Heterochromatin is important for the maintenance of genome stability and regulation of gene expression, yet our knowledge of heterochromatin structure and function is incomplete. We identified four novel Drosophila heterochromatin proteins. Three of these proteins (HP3, HP4, and HP5) interact directly with HP1, while HP6 in turn binds to each of these three proteins. Immunofluorescence microscopy and genome-wide mapping of in vivo binding sites shows that all four proteins are components of heterochromatin.

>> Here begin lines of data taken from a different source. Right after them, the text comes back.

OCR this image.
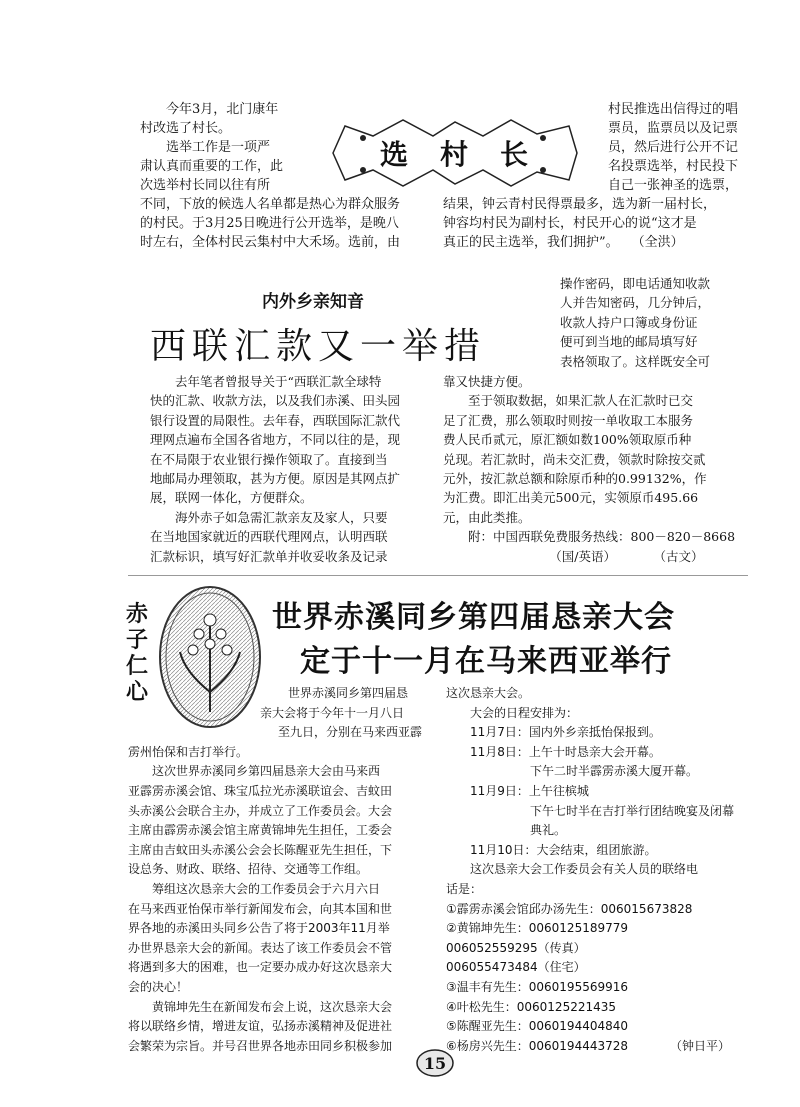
　　今年3月，北门康年
村改选了村长。
　　选举工作是一项严
肃认真而重要的工作，此
次选举村长同以往有所
不同，下放的候选人名单都是热心为群众服务
的村民。于3月25日晚进行公开选举，是晚八
时左右，全体村民云集村中大禾场。选前，由
选 村 长
村民推选出信得过的唱
票员，监票员以及记票
员，然后进行公开不记
名投票选举，村民投下
自己一张神圣的选票，
结果，钟云青村民得票最多，选为新一届村长，
钟容均村民为副村长，村民开心的说“这才是
真正的民主选举，我们拥护”。　　（全洪）
内外乡亲知音
西联汇款又一举措
操作密码，即电话通知收款
人并告知密码，几分钟后，
收款人持户口簿或身份证
便可到当地的邮局填写好
表格领取了。这样既安全可
　　去年笔者曾报导关于“西联汇款全球特
快的汇款、收款方法，以及我们赤溪、田头园
银行设置的局限性。去年春，西联国际汇款代
理网点遍布全国各省地方，不同以往的是，现
在不局限于农业银行操作领取了。直接到当
地邮局办理领取，甚为方便。原因是其网点扩
展，联网一体化，方便群众。
　　海外赤子如急需汇款亲友及家人，只要
在当地国家就近的西联代理网点，认明西联
汇款标识，填写好汇款单并收妥收条及记录
靠又快捷方便。
　　至于领取数据，如果汇款人在汇款时已交
足了汇费，那么领取时则按一单收取工本服务
费人民币贰元，原汇额如数100%领取原币种
兑现。若汇款时，尚未交汇费，领款时除按交贰
元外，按汇款总额和除原币种的0.99132%，作
为汇费。即汇出美元500元，实领原币495.66
元，由此类推。
　　附：中国西联免费服务热线：800－820－8668
　　　　　　　　　（国/英语）　　　　（古文）
赤
子
仁
心
世界赤溪同乡第四届恳亲大会
定于十一月在马来西亚举行
世界赤溪同乡第四届恳
亲大会将于今年十一月八日
至九日，分别在马来西亚霹
雳州怡保和吉打举行。
　　这次世界赤溪同乡第四届恳亲大会由马来西
亚霹雳赤溪会馆、珠宝瓜拉光赤溪联谊会、吉蚊田
头赤溪公会联合主办，并成立了工作委员会。大会
主席由霹雳赤溪会馆主席黄锦坤先生担任，工委会
主席由吉蚊田头赤溪公会会长陈醒亚先生担任，下
设总务、财政、联络、招待、交通等工作组。
　　筹组这次恳亲大会的工作委员会于六月六日
在马来西亚怡保市举行新闻发布会，向其本国和世
界各地的赤溪田头同乡公告了将于2003年11月举
办世界恳亲大会的新闻。表达了该工作委员会不管
将遇到多大的困难，也一定要办成办好这次恳亲大
会的决心！
　　黄锦坤先生在新闻发布会上说，这次恳亲大会
将以联络乡情，增进友谊，弘扬赤溪精神及促进社
会繁荣为宗旨。并号召世界各地赤田同乡积极参加
这次恳亲大会。
　　大会的日程安排为：
　　11月7日：国内外乡亲抵怡保报到。
　　11月8日：上午十时恳亲大会开幕。
　　　　　　　下午二时半霹雳赤溪大厦开幕。
　　11月9日：上午往槟城
　　　　　　　下午七时半在吉打举行团结晚宴及闭幕
　　　　　　　典礼。
　　11月10日：大会结束，组团旅游。
　　这次恳亲大会工作委员会有关人员的联络电
话是：
①霹雳赤溪会馆邱办汤先生：006015673828
②黄锦坤先生：0060125189779
006052559295（传真）
006055473484（住宅）
③温丰有先生：0060195569916
④叶松先生：0060125221435
⑤陈醒亚先生：0060194404840
⑥杨房兴先生：0060194443728　　　　（钟日平）
15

Depletion of HP1 causes redistribution of all four proteins, indicating that HP1 is essential for their heterochromatic targeting. Finally, mutants of HP4 and HP5 are dominant suppressors of position effect variegation, demonstrating their importance in heterochromatic gene silencing. These results indicate that HP1 acts as a docking platform for several mediator proteins that contribute to heterochromatin function. Keywords: DamID knock-down DamID is based on the in vivo expression of a chimaeric protein consisting of a chromatin protein of interest fused to E. coli DNA adenine methyltransferase (Dam). Expression of low amounts of this fusion protein leads to preferential adenine methylation of DNA in the vicinity of native binding sites of the chromatin protein. Subsequently, adenine-methylated DNA fragments are isolated, labeled with a fluorescent dye, and hybridized to a microarray. Genomic binding sites of the protein can then be identified based on the methylation pattern. To correct for nonspecific binding of Dam, methylated DNA fragments from cells transfected with Dam alone served as a reference, and binding data are expressed as Dam-fusion:Dam methylation ratios. We performed DamID on heterochromatin proteins HP1 and Su(var)3-9. In addition we performed DamID on four interaction partners identified by Giot et al. (2003) that were previously unknown to be heterochromatin proteins (we named these HP3, HP4, HP5 and HP6). As a control non-heterochromatin protein we mapped the transcription factor Jra. The novel heterochromatin proteins HP3 and HP6 were also mapped after knock-down of HP1 and after knock-down of the white gene (as a control).